[vc_row][vc_column][vc_column_text]Considered all over the world as the undisputed “king” of Italian cheeses, Parmigiano Reggiano, is a Protected Denomination of Origin (PDO) cheese whose production area mainly includes the Provinces of Parma and Reggio Emilia – which compete, as evident, to define its name – but also the territories of the capitals of Modena, Bologna and Mantua.
Always a symbol of our food excellences and the undisputed testimonial of quality made in Italy, Parmigiano Reggiano is a hard cheese whose consistency varies according to seasoning: specifically, our Parmigiano Reggiano 24 months presents the typical granularity of a long seasoning and a perfect balance between friability and solubility that guarantee “softness” on the palate and a taste immediately recognizable by the characteristic notes sweet and tasty at the same time. In fact you can perceive notes of fresh fruit and citrus fruits and a particular aftertaste of dried fruit.
In the quiet of quiet and ventilated warehouses, the shapes are left to mature on long wooden planks: over time the external part dries slowly to form a natural crust and therefore perfectly edible. In this regard, there are many traditional recipes that include the use of parmesan crust in the kitchen: the grandmothers add them to soups and vegetable soups for example, but they are also perfectly suited for feeding our pets because they do well to the teeth of dogs and cats and bring an excellent amount of natural calcium.
Special colored stickers are used to distinguish the different maturation periods.
The 18-month forms, for example, have lobster-colored stamps.
The aging of over 22 months is instead highlighted by placing a silver cola stamp on the forms, while for periods of more than 30 months, gold-colored stamps are used.

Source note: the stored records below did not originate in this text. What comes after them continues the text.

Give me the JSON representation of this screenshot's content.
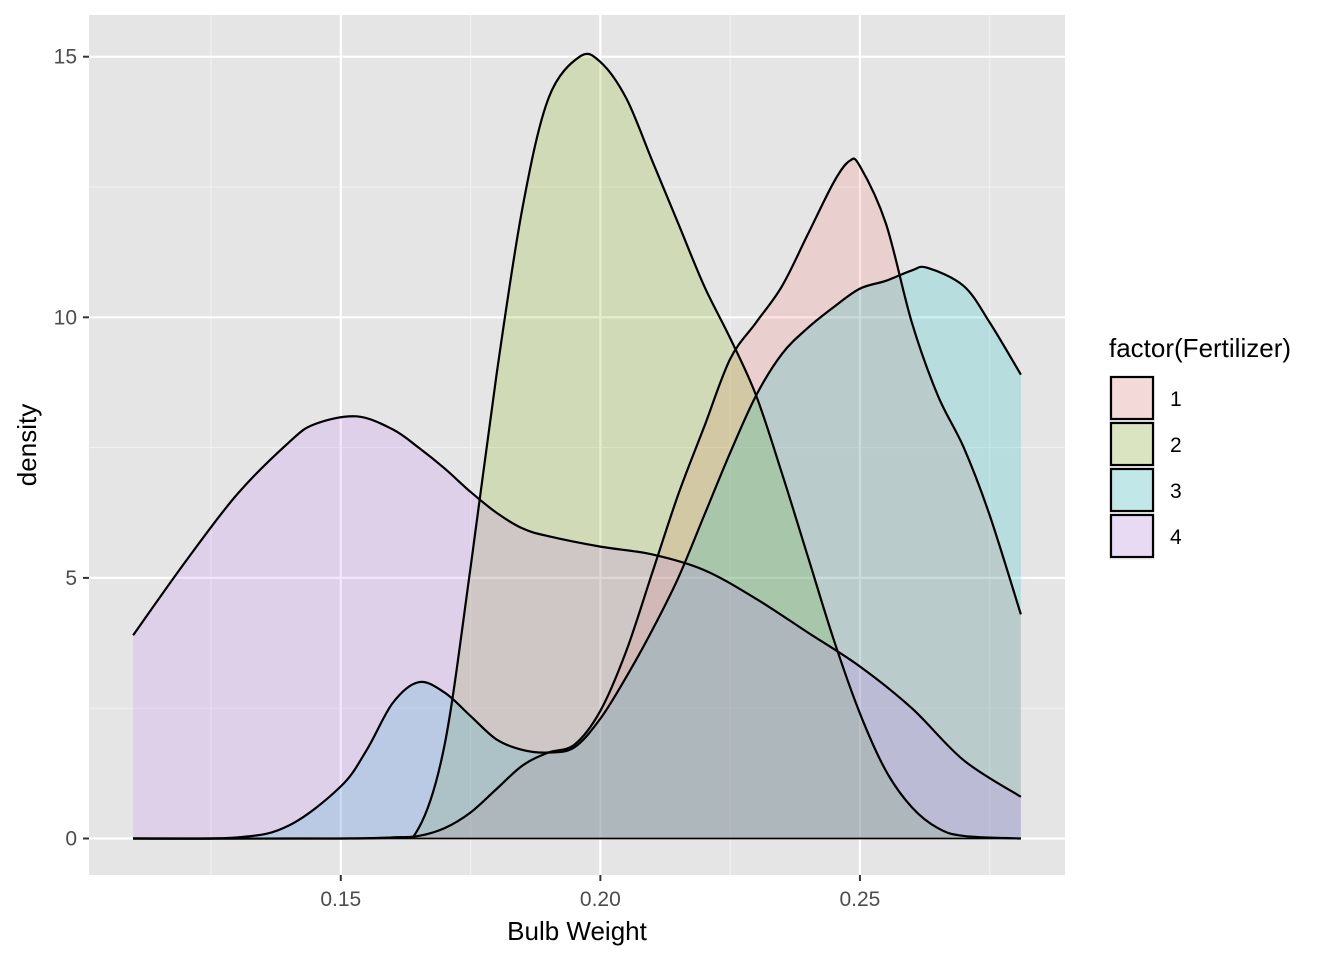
{
  "chart_data": {
    "type": "area",
    "subtype": "density",
    "xlabel": "Bulb Weight",
    "ylabel": "density",
    "xlim": [
      0.1015,
      0.2895
    ],
    "ylim": [
      -0.7,
      15.8
    ],
    "x_ticks": [
      0.15,
      0.2,
      0.25
    ],
    "x_tick_labels": [
      "0.15",
      "0.20",
      "0.25"
    ],
    "y_ticks": [
      0,
      5,
      10,
      15
    ],
    "y_tick_labels": [
      "0",
      "5",
      "10",
      "15"
    ],
    "grid": true,
    "background": "#e5e5e5",
    "legend": {
      "title": "factor(Fertilizer)",
      "position": "right"
    },
    "series": [
      {
        "name": "1",
        "color": "#f8766d",
        "points": [
          [
            0.11,
            0.0
          ],
          [
            0.13,
            0.0
          ],
          [
            0.15,
            0.0
          ],
          [
            0.16,
            0.02
          ],
          [
            0.165,
            0.05
          ],
          [
            0.17,
            0.2
          ],
          [
            0.175,
            0.5
          ],
          [
            0.18,
            0.95
          ],
          [
            0.185,
            1.4
          ],
          [
            0.19,
            1.65
          ],
          [
            0.195,
            1.8
          ],
          [
            0.2,
            2.45
          ],
          [
            0.205,
            3.6
          ],
          [
            0.21,
            5.1
          ],
          [
            0.215,
            6.6
          ],
          [
            0.22,
            7.9
          ],
          [
            0.225,
            9.2
          ],
          [
            0.23,
            9.9
          ],
          [
            0.235,
            10.6
          ],
          [
            0.24,
            11.6
          ],
          [
            0.245,
            12.6
          ],
          [
            0.248,
            13.0
          ],
          [
            0.25,
            12.9
          ],
          [
            0.255,
            11.8
          ],
          [
            0.26,
            9.9
          ],
          [
            0.265,
            8.5
          ],
          [
            0.27,
            7.5
          ],
          [
            0.275,
            6.2
          ],
          [
            0.281,
            4.3
          ]
        ]
      },
      {
        "name": "2",
        "color": "#7cae00",
        "points": [
          [
            0.11,
            0.0
          ],
          [
            0.14,
            0.0
          ],
          [
            0.16,
            0.02
          ],
          [
            0.165,
            0.2
          ],
          [
            0.17,
            1.8
          ],
          [
            0.175,
            5.2
          ],
          [
            0.18,
            8.9
          ],
          [
            0.185,
            12.1
          ],
          [
            0.19,
            14.2
          ],
          [
            0.196,
            15.0
          ],
          [
            0.2,
            14.9
          ],
          [
            0.205,
            14.2
          ],
          [
            0.21,
            13.0
          ],
          [
            0.215,
            11.8
          ],
          [
            0.22,
            10.6
          ],
          [
            0.225,
            9.6
          ],
          [
            0.23,
            8.5
          ],
          [
            0.235,
            7.0
          ],
          [
            0.24,
            5.4
          ],
          [
            0.245,
            3.8
          ],
          [
            0.25,
            2.4
          ],
          [
            0.255,
            1.3
          ],
          [
            0.26,
            0.6
          ],
          [
            0.265,
            0.2
          ],
          [
            0.27,
            0.05
          ],
          [
            0.281,
            0.0
          ]
        ]
      },
      {
        "name": "3",
        "color": "#00bfc4",
        "points": [
          [
            0.11,
            0.0
          ],
          [
            0.13,
            0.02
          ],
          [
            0.14,
            0.25
          ],
          [
            0.15,
            1.0
          ],
          [
            0.155,
            1.7
          ],
          [
            0.16,
            2.6
          ],
          [
            0.165,
            3.0
          ],
          [
            0.17,
            2.8
          ],
          [
            0.175,
            2.35
          ],
          [
            0.18,
            1.9
          ],
          [
            0.185,
            1.7
          ],
          [
            0.19,
            1.65
          ],
          [
            0.195,
            1.75
          ],
          [
            0.2,
            2.3
          ],
          [
            0.205,
            3.1
          ],
          [
            0.21,
            4.0
          ],
          [
            0.215,
            5.0
          ],
          [
            0.22,
            6.2
          ],
          [
            0.225,
            7.4
          ],
          [
            0.23,
            8.5
          ],
          [
            0.235,
            9.3
          ],
          [
            0.24,
            9.8
          ],
          [
            0.245,
            10.2
          ],
          [
            0.25,
            10.55
          ],
          [
            0.255,
            10.7
          ],
          [
            0.26,
            10.9
          ],
          [
            0.263,
            10.95
          ],
          [
            0.27,
            10.6
          ],
          [
            0.275,
            9.9
          ],
          [
            0.281,
            8.9
          ]
        ]
      },
      {
        "name": "4",
        "color": "#c77cff",
        "points": [
          [
            0.11,
            3.9
          ],
          [
            0.12,
            5.3
          ],
          [
            0.13,
            6.6
          ],
          [
            0.14,
            7.6
          ],
          [
            0.145,
            7.95
          ],
          [
            0.153,
            8.1
          ],
          [
            0.16,
            7.85
          ],
          [
            0.165,
            7.5
          ],
          [
            0.17,
            7.1
          ],
          [
            0.175,
            6.65
          ],
          [
            0.18,
            6.25
          ],
          [
            0.185,
            5.95
          ],
          [
            0.19,
            5.8
          ],
          [
            0.2,
            5.6
          ],
          [
            0.21,
            5.45
          ],
          [
            0.22,
            5.15
          ],
          [
            0.23,
            4.6
          ],
          [
            0.24,
            3.95
          ],
          [
            0.25,
            3.3
          ],
          [
            0.26,
            2.5
          ],
          [
            0.27,
            1.5
          ],
          [
            0.281,
            0.8
          ]
        ]
      }
    ]
  }
}
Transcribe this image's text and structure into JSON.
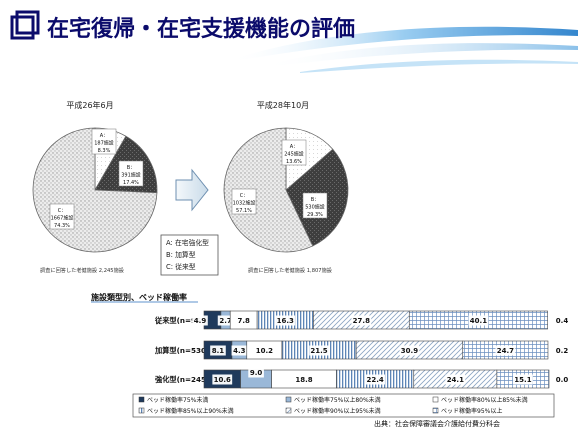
{
  "slide": {
    "title": "在宅復帰・在宅支援機能の評価",
    "source": "出典：社会保障審議会介護給付費分科会"
  },
  "colors": {
    "title_text": "#0b0b6b",
    "ward_fill": "#1f3a5c",
    "light_blue": "#9ab8d8"
  },
  "chart_data": [
    {
      "type": "pie",
      "title": "平成26年6月",
      "note": "調査に回答した老健施設 2,245施設",
      "slices": [
        {
          "key": "A",
          "label_line1": "A：",
          "label_line2": "187施設",
          "label_line3": "8.3%",
          "facilities": 187,
          "percent": 8.3,
          "style": "white"
        },
        {
          "key": "B",
          "label_line1": "B：",
          "label_line2": "391施設",
          "label_line3": "17.4%",
          "facilities": 391,
          "percent": 17.4,
          "style": "dark"
        },
        {
          "key": "C",
          "label_line1": "C：",
          "label_line2": "1667施設",
          "label_line3": "74.3%",
          "facilities": 1667,
          "percent": 74.3,
          "style": "dotted"
        }
      ]
    },
    {
      "type": "pie",
      "title": "平成28年10月",
      "note": "調査に回答した老健施設 1,807施設",
      "slices": [
        {
          "key": "A",
          "label_line1": "A：",
          "label_line2": "245施設",
          "label_line3": "13.6%",
          "facilities": 245,
          "percent": 13.6,
          "style": "white"
        },
        {
          "key": "B",
          "label_line1": "B：",
          "label_line2": "530施設",
          "label_line3": "29.3%",
          "facilities": 530,
          "percent": 29.3,
          "style": "dark"
        },
        {
          "key": "C",
          "label_line1": "C：",
          "label_line2": "1032施設",
          "label_line3": "57.1%",
          "facilities": 1032,
          "percent": 57.1,
          "style": "dotted"
        }
      ],
      "legend": [
        "A: 在宅強化型",
        "B: 加算型",
        "C: 従来型"
      ]
    },
    {
      "type": "bar",
      "stacked": "percent",
      "title": "施設類型別、ベッド稼働率",
      "categories": [
        "従来型 (n=963)",
        "加算型 (n=530)",
        "強化型 (n=245)"
      ],
      "xlim": [
        0,
        100
      ],
      "series": [
        {
          "name": "ベッド稼働率75%未満",
          "values": [
            4.9,
            8.1,
            10.6
          ],
          "style": "navy"
        },
        {
          "name": "ベッド稼働率75%以上80%未満",
          "values": [
            2.7,
            4.3,
            9.0
          ],
          "style": "lightblue"
        },
        {
          "name": "ベッド稼働率80%以上85%未満",
          "values": [
            7.8,
            10.2,
            18.8
          ],
          "style": "white"
        },
        {
          "name": "ベッド稼働率85%以上90%未満",
          "values": [
            16.3,
            21.5,
            22.4
          ],
          "style": "vstripe"
        },
        {
          "name": "ベッド稼働率90%以上95%未満",
          "values": [
            27.8,
            30.9,
            24.1
          ],
          "style": "diag"
        },
        {
          "name": "ベッド稼働率95%以上",
          "values": [
            40.1,
            24.7,
            15.1
          ],
          "style": "grid"
        }
      ],
      "no_answer_labels": [
        "0.4",
        "0.2",
        "0.0"
      ]
    }
  ]
}
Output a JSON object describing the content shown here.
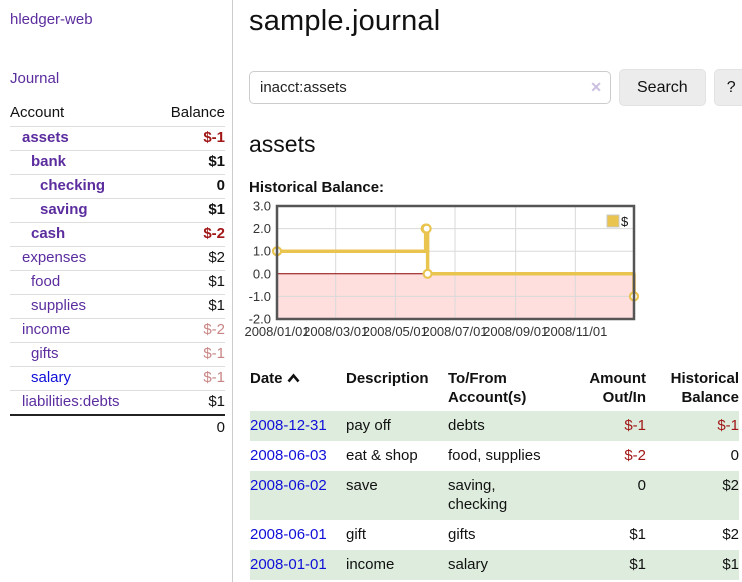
{
  "colors": {
    "link_purple": "#5b2d9e",
    "link_blue": "#0f0fd9",
    "negative_red": "#a11616",
    "negative_muted": "#c98585",
    "row_green": "#ddecdc",
    "button_bg": "#ececec",
    "chart_gold": "#e9c44f",
    "chart_negative_bg": "#ffdede",
    "chart_zero_line": "#8f0000",
    "chart_border": "#555555",
    "chart_grid": "#d9d9d9"
  },
  "sidebar": {
    "app_title": "hledger-web",
    "journal_link": "Journal",
    "accounts": {
      "header_account": "Account",
      "header_balance": "Balance",
      "rows": [
        {
          "label": "assets",
          "indent": 1,
          "bold": true,
          "link_style": "purple",
          "balance": "$-1",
          "balance_style": "neg"
        },
        {
          "label": "bank",
          "indent": 2,
          "bold": true,
          "link_style": "purple",
          "balance": "$1",
          "balance_style": "default"
        },
        {
          "label": "checking",
          "indent": 3,
          "bold": true,
          "link_style": "purple",
          "balance": "0",
          "balance_style": "default"
        },
        {
          "label": "saving",
          "indent": 3,
          "bold": true,
          "link_style": "purple",
          "balance": "$1",
          "balance_style": "default"
        },
        {
          "label": "cash",
          "indent": 2,
          "bold": true,
          "link_style": "purple",
          "balance": "$-2",
          "balance_style": "neg"
        },
        {
          "label": "expenses",
          "indent": 1,
          "bold": false,
          "link_style": "purple",
          "balance": "$2",
          "balance_style": "default"
        },
        {
          "label": "food",
          "indent": 2,
          "bold": false,
          "link_style": "purple",
          "balance": "$1",
          "balance_style": "default"
        },
        {
          "label": "supplies",
          "indent": 2,
          "bold": false,
          "link_style": "purple",
          "balance": "$1",
          "balance_style": "default"
        },
        {
          "label": "income",
          "indent": 1,
          "bold": false,
          "link_style": "purple",
          "balance": "$-2",
          "balance_style": "negmuted"
        },
        {
          "label": "gifts",
          "indent": 2,
          "bold": false,
          "link_style": "purple",
          "balance": "$-1",
          "balance_style": "negmuted"
        },
        {
          "label": "salary",
          "indent": 2,
          "bold": false,
          "link_style": "blue",
          "balance": "$-1",
          "balance_style": "negmuted"
        },
        {
          "label": "liabilities:debts",
          "indent": 1,
          "bold": false,
          "link_style": "purple",
          "balance": "$1",
          "balance_style": "default"
        }
      ],
      "total": "0"
    }
  },
  "main": {
    "title": "sample.journal",
    "search": {
      "value": "inacct:assets",
      "clear_icon": "✕",
      "button_label": "Search",
      "help_label": "?"
    },
    "account_heading": "assets",
    "chart_label": "Historical Balance:"
  },
  "chart_data": {
    "type": "line",
    "step": true,
    "title": "Historical Balance",
    "xlabel": "",
    "ylabel": "",
    "grid": true,
    "x_range": [
      "2008-01-01",
      "2008-12-31"
    ],
    "x_ticks": [
      "2008/01/01",
      "2008/03/01",
      "2008/05/01",
      "2008/07/01",
      "2008/09/01",
      "2008/11/01"
    ],
    "ylim": [
      -2,
      3
    ],
    "y_ticks": [
      3.0,
      2.0,
      1.0,
      0.0,
      -1.0,
      -2.0
    ],
    "legend": {
      "position": "top-right",
      "label": "$"
    },
    "series": [
      {
        "name": "$",
        "points": [
          [
            "2008-01-01",
            1
          ],
          [
            "2008-06-01",
            2
          ],
          [
            "2008-06-02",
            2
          ],
          [
            "2008-06-03",
            0
          ],
          [
            "2008-12-31",
            -1
          ]
        ]
      }
    ]
  },
  "register": {
    "headers": {
      "date": "Date",
      "description": "Description",
      "accounts": "To/From Account(s)",
      "amount": "Amount Out/In",
      "balance": "Historical Balance"
    },
    "rows": [
      {
        "date": "2008-12-31",
        "description": "pay off",
        "accounts": "debts",
        "amount": "$-1",
        "amount_neg": true,
        "balance": "$-1",
        "balance_neg": true
      },
      {
        "date": "2008-06-03",
        "description": "eat & shop",
        "accounts": "food, supplies",
        "amount": "$-2",
        "amount_neg": true,
        "balance": "0",
        "balance_neg": false
      },
      {
        "date": "2008-06-02",
        "description": "save",
        "accounts": "saving,\nchecking",
        "amount": "0",
        "amount_neg": false,
        "balance": "$2",
        "balance_neg": false
      },
      {
        "date": "2008-06-01",
        "description": "gift",
        "accounts": "gifts",
        "amount": "$1",
        "amount_neg": false,
        "balance": "$2",
        "balance_neg": false
      },
      {
        "date": "2008-01-01",
        "description": "income",
        "accounts": "salary",
        "amount": "$1",
        "amount_neg": false,
        "balance": "$1",
        "balance_neg": false
      }
    ]
  }
}
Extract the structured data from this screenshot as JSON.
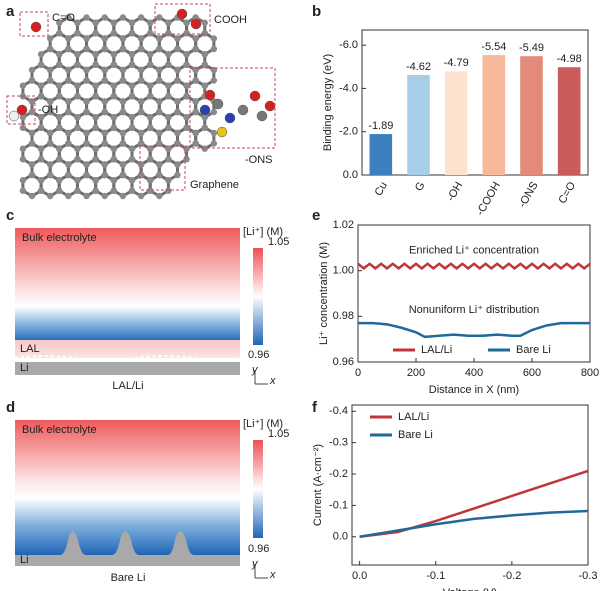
{
  "panel_labels": [
    "a",
    "b",
    "c",
    "d",
    "e",
    "f"
  ],
  "panel_a": {
    "labels": [
      "C=O",
      "COOH",
      "-OH",
      "-ONS",
      "Graphene"
    ]
  },
  "panel_c": {
    "regions": [
      "Bulk electrolyte",
      "LAL",
      "Li"
    ],
    "caption": "LAL/Li",
    "colorbar_title": "[Li⁺] (M)",
    "colorbar": [
      0.96,
      1.05
    ],
    "axes": [
      "y",
      "x"
    ]
  },
  "panel_d": {
    "regions": [
      "Bulk electrolyte",
      "Li"
    ],
    "caption": "Bare Li",
    "colorbar_title": "[Li⁺] (M)",
    "colorbar": [
      0.96,
      1.05
    ],
    "axes": [
      "y",
      "x"
    ]
  },
  "chart_data": [
    {
      "type": "bar",
      "ylabel": "Binding energy (eV)",
      "categories": [
        "Cu",
        "G",
        "-OH",
        "-COOH",
        "-ONS",
        "C=O"
      ],
      "values": [
        -1.89,
        -4.62,
        -4.79,
        -5.54,
        -5.49,
        -4.98
      ],
      "colors": [
        "#3d7fbf",
        "#a8cde9",
        "#fde2cf",
        "#f7b89b",
        "#e38a7b",
        "#cc5b5b"
      ],
      "ylim": [
        0,
        -6.7
      ],
      "yticks": [
        {
          "value": 0,
          "label": "0.0"
        },
        {
          "value": -2,
          "label": "-2.0"
        },
        {
          "value": -4,
          "label": "-4.0"
        },
        {
          "value": -6,
          "label": "-6.0"
        }
      ]
    },
    {
      "type": "line",
      "xlabel": "Distance in X (nm)",
      "ylabel": "Li⁺ concentration (M)",
      "xlim": [
        0,
        800
      ],
      "xticks": [
        0,
        200,
        400,
        600,
        800
      ],
      "ylim": [
        0.96,
        1.02
      ],
      "yticks": [
        0.96,
        0.98,
        {
          "value": 1,
          "label": "1.00"
        },
        1.02
      ],
      "legend": "lower center",
      "annotations": [
        {
          "text": "Enriched Li⁺ concentration",
          "color": "#b23a4a"
        },
        {
          "text": "Nonuniform Li⁺ distribution",
          "color": "#1f6a9a"
        }
      ],
      "series": [
        {
          "name": "LAL/Li",
          "color": "#c0353a",
          "x": [
            0,
            20,
            40,
            60,
            80,
            100,
            120,
            140,
            160,
            180,
            200,
            220,
            240,
            260,
            280,
            300,
            320,
            340,
            360,
            380,
            400,
            420,
            440,
            460,
            480,
            500,
            520,
            540,
            560,
            580,
            600,
            620,
            640,
            660,
            680,
            700,
            720,
            740,
            760,
            780,
            800
          ],
          "values": [
            1.003,
            1.001,
            1.003,
            1.001,
            1.003,
            1.001,
            1.003,
            1.001,
            1.003,
            1.001,
            1.003,
            1.001,
            1.003,
            1.001,
            1.003,
            1.001,
            1.003,
            1.001,
            1.003,
            1.001,
            1.003,
            1.001,
            1.003,
            1.001,
            1.003,
            1.001,
            1.003,
            1.001,
            1.003,
            1.001,
            1.003,
            1.001,
            1.003,
            1.001,
            1.003,
            1.001,
            1.003,
            1.001,
            1.003,
            1.001,
            1.003
          ]
        },
        {
          "name": "Bare Li",
          "color": "#1f6a9a",
          "x": [
            0,
            50,
            100,
            150,
            200,
            230,
            280,
            330,
            380,
            430,
            480,
            530,
            560,
            600,
            650,
            700,
            800
          ],
          "values": [
            0.977,
            0.977,
            0.9765,
            0.975,
            0.973,
            0.971,
            0.9715,
            0.972,
            0.9715,
            0.9715,
            0.972,
            0.9715,
            0.9715,
            0.974,
            0.976,
            0.977,
            0.977
          ]
        }
      ]
    },
    {
      "type": "line",
      "xlabel": "Voltage (V)",
      "ylabel": "Current (A·cm⁻²)",
      "xlim": [
        0.01,
        -0.3
      ],
      "xticks": [
        {
          "value": 0,
          "label": "0.0"
        },
        -0.1,
        -0.2,
        -0.3
      ],
      "ylim": [
        0.09,
        -0.42
      ],
      "yticks": [
        {
          "value": 0,
          "label": "0.0"
        },
        -0.1,
        -0.2,
        -0.3,
        -0.4
      ],
      "legend": "upper left",
      "series": [
        {
          "name": "LAL/Li",
          "color": "#c0353a",
          "x": [
            0,
            -0.05,
            -0.1,
            -0.15,
            -0.2,
            -0.25,
            -0.3
          ],
          "values": [
            0,
            -0.015,
            -0.05,
            -0.09,
            -0.13,
            -0.17,
            -0.21
          ]
        },
        {
          "name": "Bare Li",
          "color": "#1f6a9a",
          "x": [
            0,
            -0.05,
            -0.1,
            -0.15,
            -0.2,
            -0.25,
            -0.3
          ],
          "values": [
            0,
            -0.02,
            -0.04,
            -0.057,
            -0.068,
            -0.077,
            -0.082
          ]
        }
      ]
    }
  ]
}
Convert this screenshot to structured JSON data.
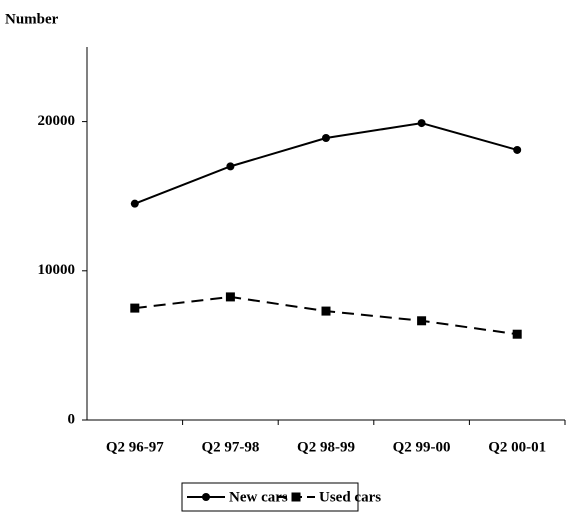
{
  "chart_data": {
    "type": "line",
    "y_label": "Number",
    "categories": [
      "Q2 96-97",
      "Q2 97-98",
      "Q2 98-99",
      "Q2 99-00",
      "Q2 00-01"
    ],
    "series": [
      {
        "name": "New cars",
        "color": "#000000",
        "dash": "solid",
        "marker": "circle",
        "values": [
          14500,
          17000,
          18900,
          19900,
          18100
        ]
      },
      {
        "name": "Used cars",
        "color": "#000000",
        "dash": "dashed",
        "marker": "square",
        "values": [
          7500,
          8250,
          7300,
          6650,
          5750
        ]
      }
    ],
    "ylim": [
      0,
      25000
    ],
    "yticks": [
      0,
      10000,
      20000
    ],
    "grid": false
  }
}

Parmigiano Reggiano: history
For over 80 years, to be exact since 1934, Parmigiano Reggiano is guaranteed by a special Protection Consortium which also establishes the precise disciplinary of Protected Designation of Origin, ensuring that the highest quality and organoleptic standards are always respected by all producers.
But the history of Parmigiano Reggiano does not end with the twentieth century: in fact, over nine centuries, this cheese is present on our tables.
Its origins date back to the twelfth century and have as a reference area the areas to the left of the river Reno (the current provinces of Parma, Reggio Emilia, Modena, Bologna) and south of the Po (in the territory of Mantua). The first written testimonies go back to the same Giovanni Boccaccio who in his Decameron tells us that already around 1200, 1300 Parmigiano Reggiano had reached what is still its particular typification. It is hypothesized that its original recipe – probably already then old in a few centuries – was very similar to that of another cheese produced in the area and bearing the name of “piacentino”.[/vc_column_text][vc_column_text]
MILK vaccine, rennet, salt.
Keep in a cool place.
Produced and packaged in the establishment IT 08 708 CE.
Refined to Salumificio Artigianale Gombitelli of Triglia M&T SNC località Gombitelli 90 d, 55041 Camaiore, Lucca.